How do people see?” Augustine asked members of the audience on the occasion of the World Sight Day a few years ago. He was 14 years then but now 18 years and preparing to enter the University to study Mass Communication. Augustine was born a normal child, but developed retinoblastoma in both eyes at the age of two, necessitating the removal of his eyes at the age of four. Retinoblastoma is a rapidly growing cancer that develops from the immature cells of the light-detecting tissue of the eye called retina. It is the commonest malignant tumor of the eye in children.
It isn’t easy for any parent to accept the only treatment option available at the time which was the removal of the eyes. If not attended to in good time, the growth breaks through the coats of the eye and spreads into the adjoining tissues of the orbit and sometimes to distant sites.
Locally, it becomes really “angry” that it has been ignored and develops into a massive and unsightly mass. At this stage, parents are ready to accept any treatment option because the child’s suffering becomes unbearable to them. At this stage, death is often a question of time.
Thanks be to God, Augustine survived despite the long delay caused by the parents’ refusal to have the eyes removed. Today, he is their pride. Augustine attends a normal government secondary school in Lagos and speaks confidently, in perfect Queens’ English. “Do you know I travel regularly from Ijanikin, Lagos to Ibadan on my own? I came yesterday and slept at our house in Eleiyele. This morning, I have come unaccompanied to your clinic,” he said, smiling and very happy with himself.
That was six months ago. I remember he sent shivers through my spine as he spoke, because I couldn’t imagine how he made it. I was too scared to see him off. I know blind people don’t want to be pitied. All they want is assistance to live a normal life. Writing this piece from Chicago, reminded me of a story of a blind girl in this same town. It is reproduced verbatim.
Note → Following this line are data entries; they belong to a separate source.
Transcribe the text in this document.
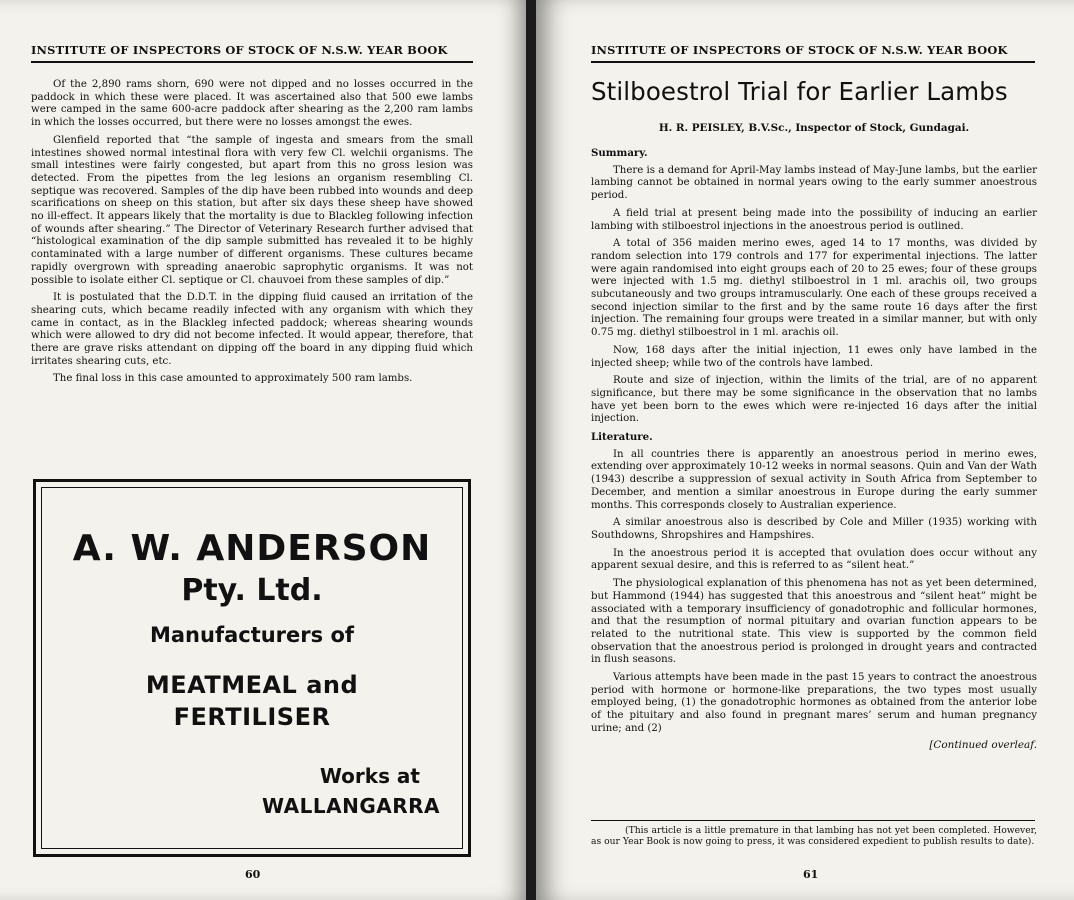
INSTITUTE OF INSPECTORS OF STOCK OF N.S.W. YEAR BOOK

Of the 2,890 rams shorn, 690 were not dipped and no losses occurred in the paddock in which these were placed. It was ascertained also that 500 ewe lambs were camped in the same 600-acre paddock after shearing as the 2,200 ram lambs in which the losses occurred, but there were no losses amongst the ewes.

Glenfield reported that “the sample of ingesta and smears from the small intestines showed normal intestinal flora with very few Cl. welchii organisms. The small intestines were fairly congested, but apart from this no gross lesion was detected. From the pipettes from the leg lesions an organism resembling Cl. septique was recovered. Samples of the dip have been rubbed into wounds and deep scarifications on sheep on this station, but after six days these sheep have showed no ill-effect. It appears likely that the mortality is due to Blackleg following infection of wounds after shearing.” The Director of Veterinary Research further advised that “histological examination of the dip sample submitted has revealed it to be highly contaminated with a large number of different organisms. These cultures became rapidly overgrown with spreading anaerobic saprophytic organisms. It was not possible to isolate either Cl. septique or Cl. chauvoei from these samples of dip.”

It is postulated that the D.D.T. in the dipping fluid caused an irritation of the shearing cuts, which became readily infected with any organism with which they came in contact, as in the Blackleg infected paddock; whereas shearing wounds which were allowed to dry did not become infected. It would appear, therefore, that there are grave risks attendant on dipping off the board in any dipping fluid which irritates shearing cuts, etc.

The final loss in this case amounted to approximately 500 ram lambs.

A. W. ANDERSON
Pty. Ltd.
Manufacturers of
MEATMEAL and
FERTILISER
Works at
WALLANGARRA
60
INSTITUTE OF INSPECTORS OF STOCK OF N.S.W. YEAR BOOK
Stilboestrol Trial for Earlier Lambs
H. R. PEISLEY, B.V.Sc., Inspector of Stock, Gundagai.
Summary.

There is a demand for April-May lambs instead of May-June lambs, but the earlier lambing cannot be obtained in normal years owing to the early summer anoestrous period.

A field trial at present being made into the possibility of inducing an earlier lambing with stilboestrol injections in the anoestrous period is outlined.

A total of 356 maiden merino ewes, aged 14 to 17 months, was divided by random selection into 179 controls and 177 for experimental injections. The latter were again randomised into eight groups each of 20 to 25 ewes; four of these groups were injected with 1.5 mg. diethyl stilboestrol in 1 ml. arachis oil, two groups subcutaneously and two groups intramuscularly. One each of these groups received a second injection similar to the first and by the same route 16 days after the first injection. The remaining four groups were treated in a similar manner, but with only 0.75 mg. diethyl stilboestrol in 1 ml. arachis oil.

Now, 168 days after the initial injection, 11 ewes only have lambed in the injected sheep; while two of the controls have lambed.

Route and size of injection, within the limits of the trial, are of no apparent significance, but there may be some significance in the observation that no lambs have yet been born to the ewes which were re-injected 16 days after the initial injection.

Literature.

In all countries there is apparently an anoestrous period in merino ewes, extending over approximately 10-12 weeks in normal seasons. Quin and Van der Wath (1943) describe a suppression of sexual activity in South Africa from September to December, and mention a similar anoestrous in Europe during the early summer months. This corresponds closely to Australian experience.

A similar anoestrous also is described by Cole and Miller (1935) working with Southdowns, Shropshires and Hampshires.

In the anoestrous period it is accepted that ovulation does occur without any apparent sexual desire, and this is referred to as “silent heat.”

The physiological explanation of this phenomena has not as yet been determined, but Hammond (1944) has suggested that this anoestrous and “silent heat” might be associated with a temporary insufficiency of gonadotrophic and follicular hormones, and that the resumption of normal pituitary and ovarian function appears to be related to the nutritional state. This view is supported by the common field observation that the anoestrous period is prolonged in drought years and contracted in flush seasons.

Various attempts have been made in the past 15 years to contract the anoestrous period with hormone or hormone-like preparations, the two types most usually employed being, (1) the gonadotrophic hormones as obtained from the anterior lobe of the pituitary and also found in pregnant mares’ serum and human pregnancy urine; and (2)

[Continued overleaf.
(This article is a little premature in that lambing has not yet been completed. However, as our Year Book is now going to press, it was considered expedient to publish results to date).
61
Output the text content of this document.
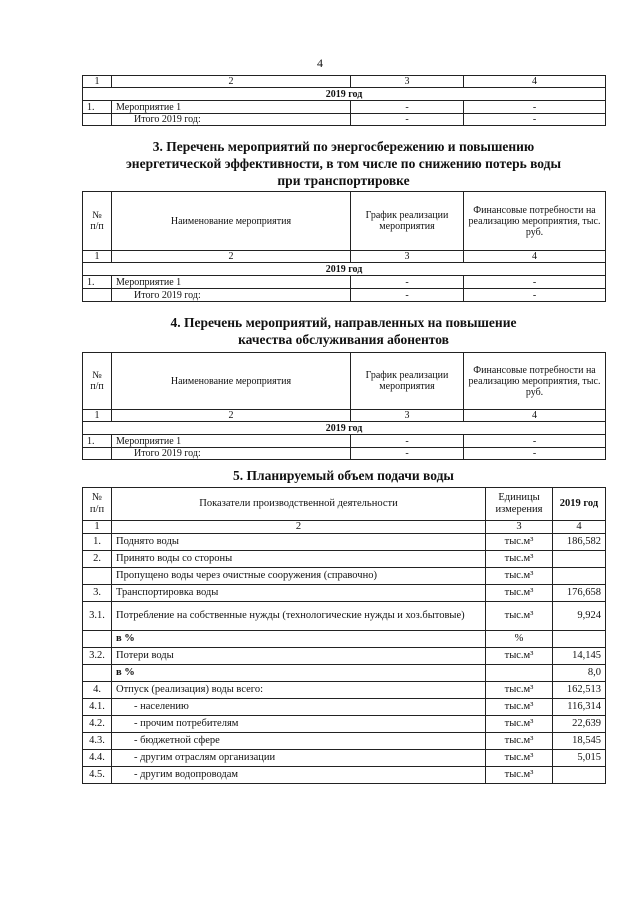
4
1	2	3	4
2019 год			
1.	Мероприятие 1	-	-
	Итого 2019 год:	-	-
3. Перечень мероприятий по энергосбережению и повышению энергетической эффективности, в том числе по снижению потерь воды при транспортировке
№ п/п	Наименование мероприятия	График реализации мероприятия	Финансовые потребности на реализацию мероприятия, тыс. руб.
1	2	3	4
2019 год			
1.	Мероприятие 1	-	-
	Итого 2019 год:	-	-
4. Перечень мероприятий, направленных на повышение качества обслуживания абонентов
№ п/п	Наименование мероприятия	График реализации мероприятия	Финансовые потребности на реализацию мероприятия, тыс. руб.
1	2	3	4
2019 год			
1.	Мероприятие 1	-	-
	Итого 2019 год:	-	-
5. Планируемый объем подачи воды
№ п/п	Показатели производственной деятельности	Единицы измерения	2019 год
1	2	3	4
1.	Поднято воды	тыс.м³	186,582
2.	Принято воды со стороны	тыс.м³	
	Пропущено воды через очистные сооружения (справочно)	тыс.м³	
3.	Транспортировка воды	тыс.м³	176,658
3.1.	Потребление на собственные нужды (технологические нужды и хоз.бытовые)	тыс.м³	9,924
	в %	%	
3.2.	Потери воды	тыс.м³	14,145
	в %		8,0
4.	Отпуск (реализация) воды всего:	тыс.м³	162,513
4.1.	- населению	тыс.м³	116,314
4.2.	- прочим потребителям	тыс.м³	22,639
4.3.	- бюджетной сфере	тыс.м³	18,545
4.4.	- другим отраслям организации	тыс.м³	5,015
4.5.	- другим водопроводам	тыс.м³	
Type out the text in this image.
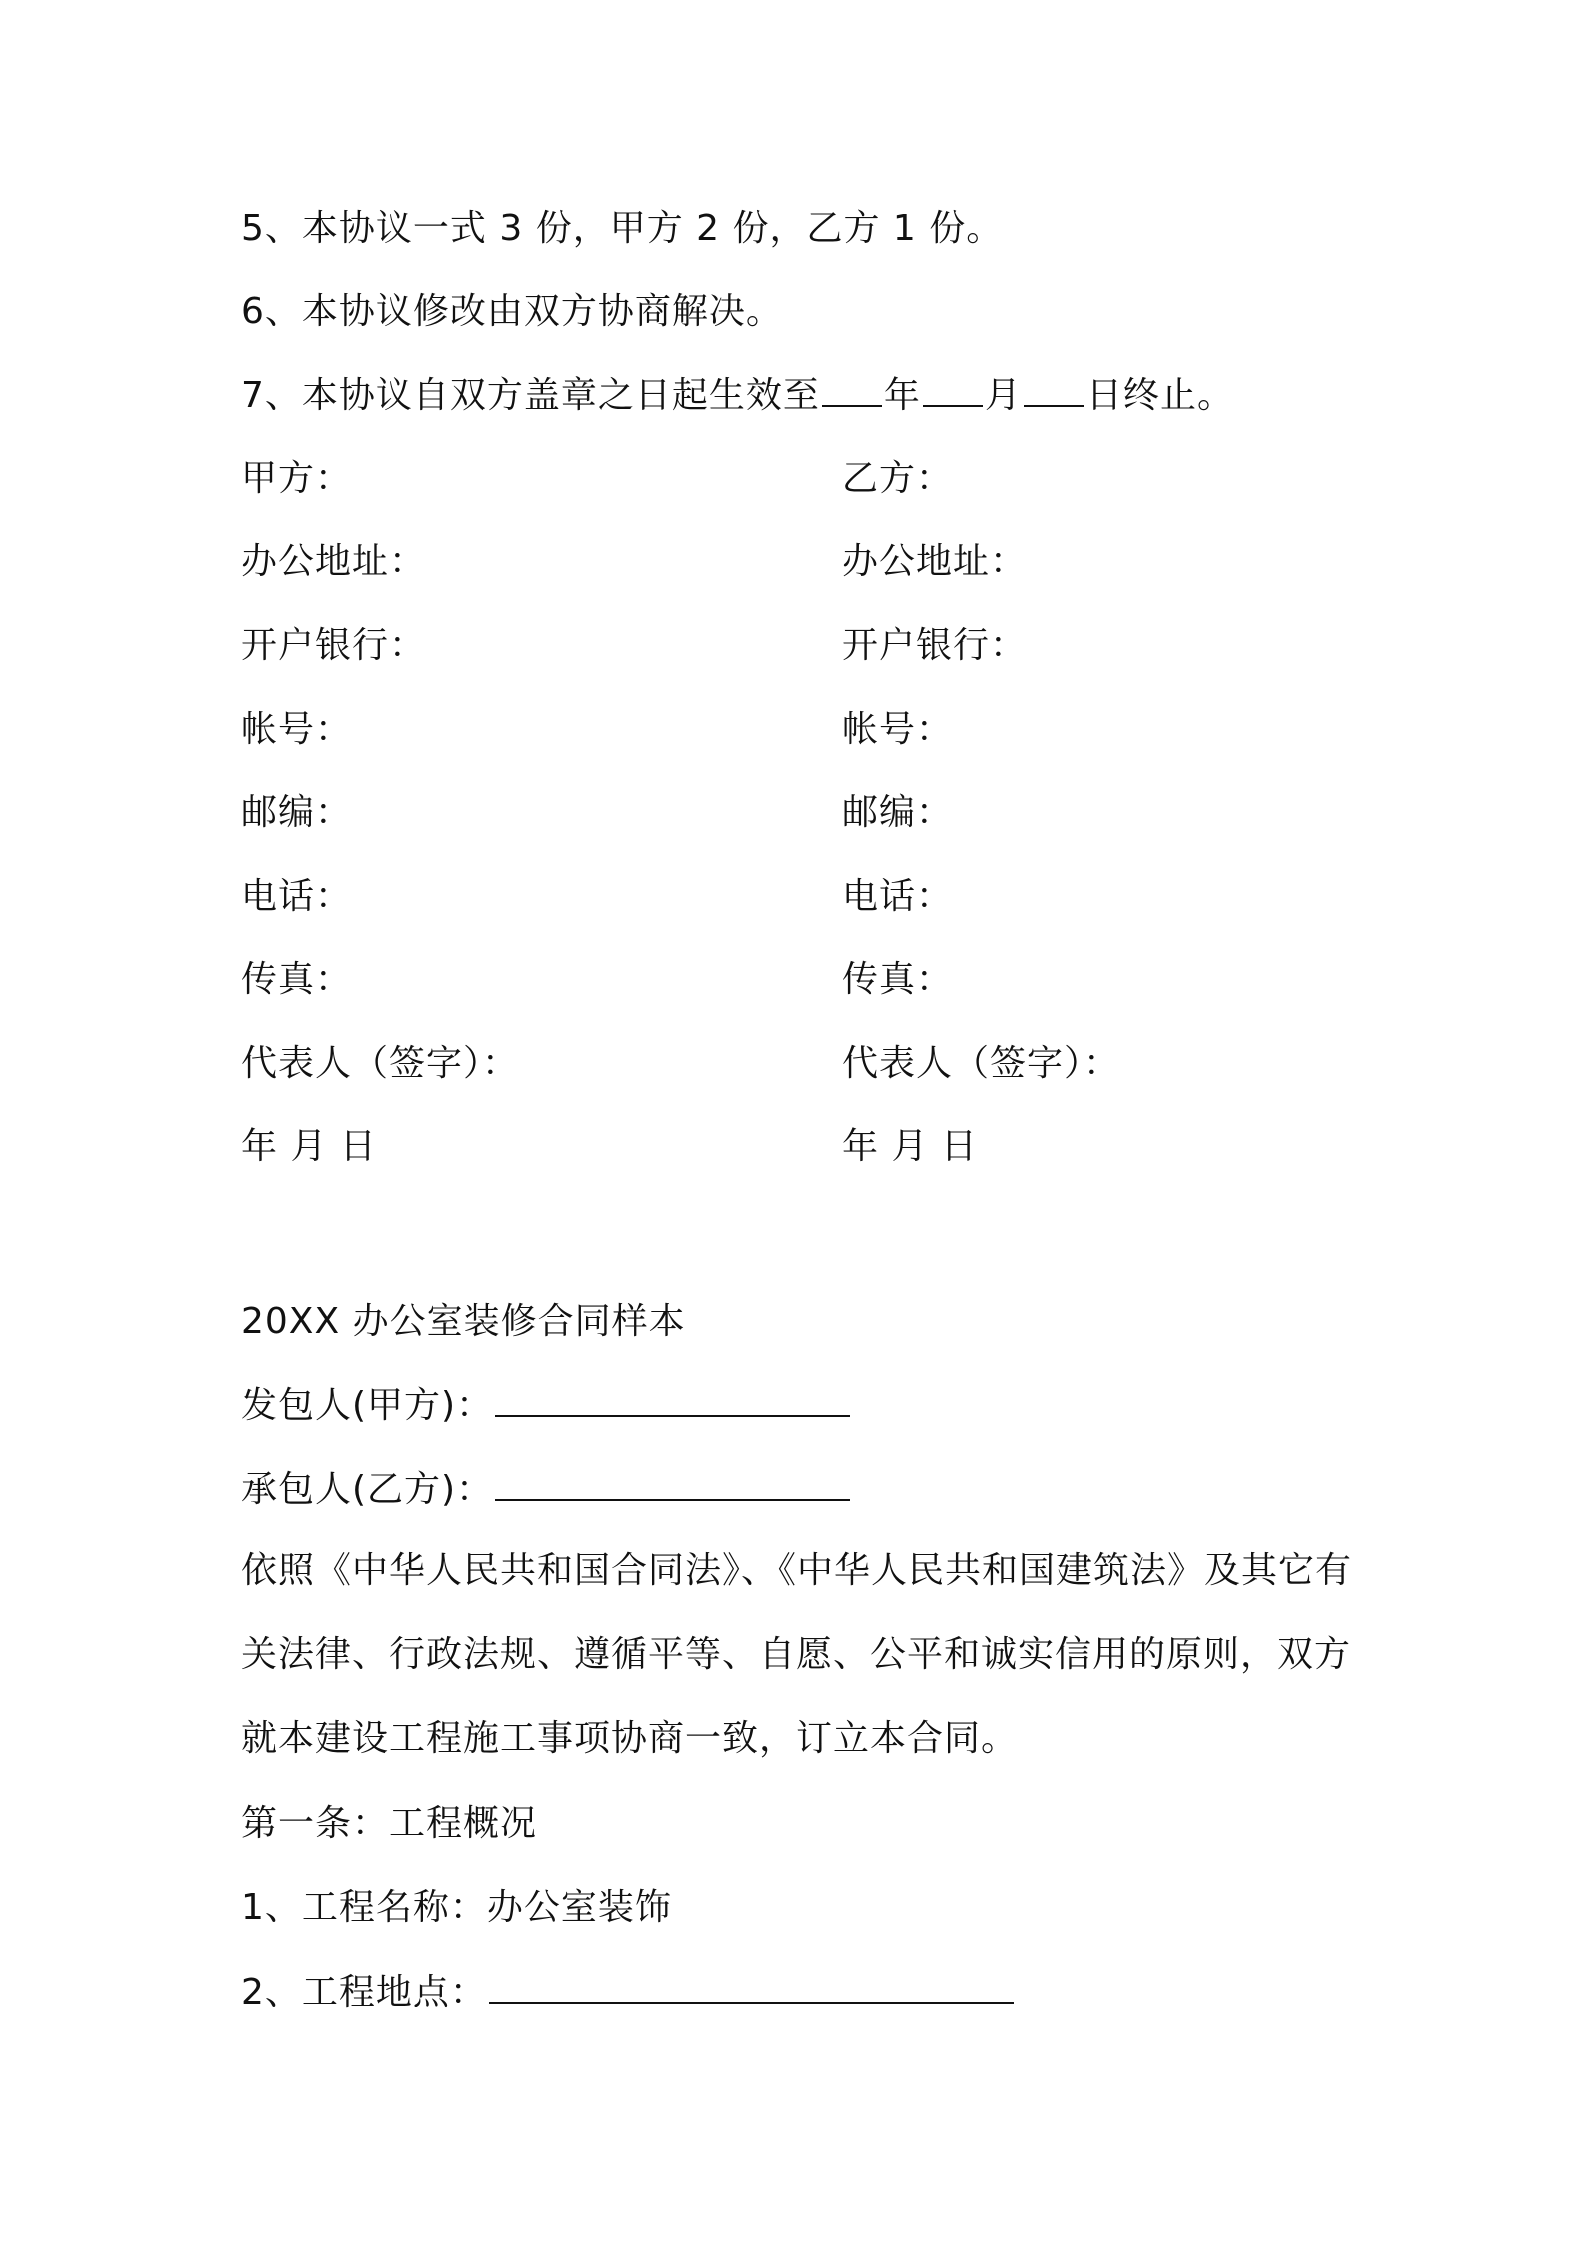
5、本协议一式 3 份，甲方 2 份，乙方 1 份。
6、本协议修改由双方协商解决。
7、本协议自双方盖章之日起生效至 年 月 日终止。
甲方：
办公地址：
开户银行：
帐号：
邮编：
电话：
传真：
代表人（签字）：
年 月 日
乙方：
办公地址：
开户银行：
帐号：
邮编：
电话：
传真：
代表人（签字）：
年 月 日
20XX 办公室装修合同样本
发包人(甲方)：
承包人(乙方)：
依照《中华人民共和国合同法》、《中华人民共和国建筑法》及其它有关法律、行政法规、遵循平等、自愿、公平和诚实信用的原则，双方就本建设工程施工事项协商一致，订立本合同。
第一条：工程概况
1、工程名称：办公室装饰
2、工程地点：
“A few years ago, a group of salesmen went to a regional sales convention in Chicago. They had assured their wives that they would be home in plenty of time for Friday night’s dinner. In their rush, with tickets and briefcases, one of these salesmen inadvertently kicked over a table which held a display of apples. Apples flew everywhere. Without stopping or looking back, they all managed to reach the plane in time for their nearly-missed boarding. All but one! He got in touch with his feelings and experienced a twinge of compassion for the girl whose apple stand had been overturned.
He told his colleagues to go on without him, waved good-bye, told one of them to call his wife when they arrived at their home destination and explain his taking a later flight. Then he returned to the terminal where the apples were all over the terminal floor. He was glad he did.
The 16-year-old girl was totally blind! She was softly crying, tears running down her cheeks in frustration, and at the same time helplessly groping for her spilled produce as the crowd swirled about her; no one stopping and no one to care for her plight.
“The salesman knelt on the floor with her, gathered up the apples, put them back on the table and helped organise her display. As he did this, he noticed that many of them had become battered and bruised; these he set aside in another basket. When he had finished, he pulled out his wallet and said to the girl, “Here, please take this $40 for the damage we did. Are you okay?” She nodded through her tears. He continued on with, “I hope we didn’t spoil your day too badly.”
As the salesman started to walk away, the bewildered blind girl called out to him, “Mister….” He paused and turned to look back into those blind eyes. She continued, “Are you Jesus?” He stopped in mid-stride, went back and said, “No, I am nothing like Jesus – He is good, kind, caring, loving, and would never have bumped into your display in the first place.
“The girl gently nodded: “I only asked because I prayed for Jesus to help me gather the apples. He sent you to help me, so you are like Him, only He knows who will do His will. Thank you for hearing His call, Mister.” Then slowly he made his way to catch the later flight with that question burning and bouncing about in his soul: “Are you Jesus?”
Augustine’s father, an Okada driver, and mother, a petty trader, have managed so far (with very little help) to send him to school. Now, they need your help for his Mass Communication major in the university. With three other children to feed, clothe and send to school, they are beyond the limit. Would you like to help him and his family?
Not too long ago, I wrote a piece on Augustine on this column. No one stopped to help ‘gather’ his apples! There was not a single response! On request, I will send you Augustine’s telephone number. He can answer calls when he is not in class, read text messages and respond. He can even come to your office to show himself to you to confirm that he has no eyes, yet able to do what normal people do. Would you like to be the “Jesus” in his life?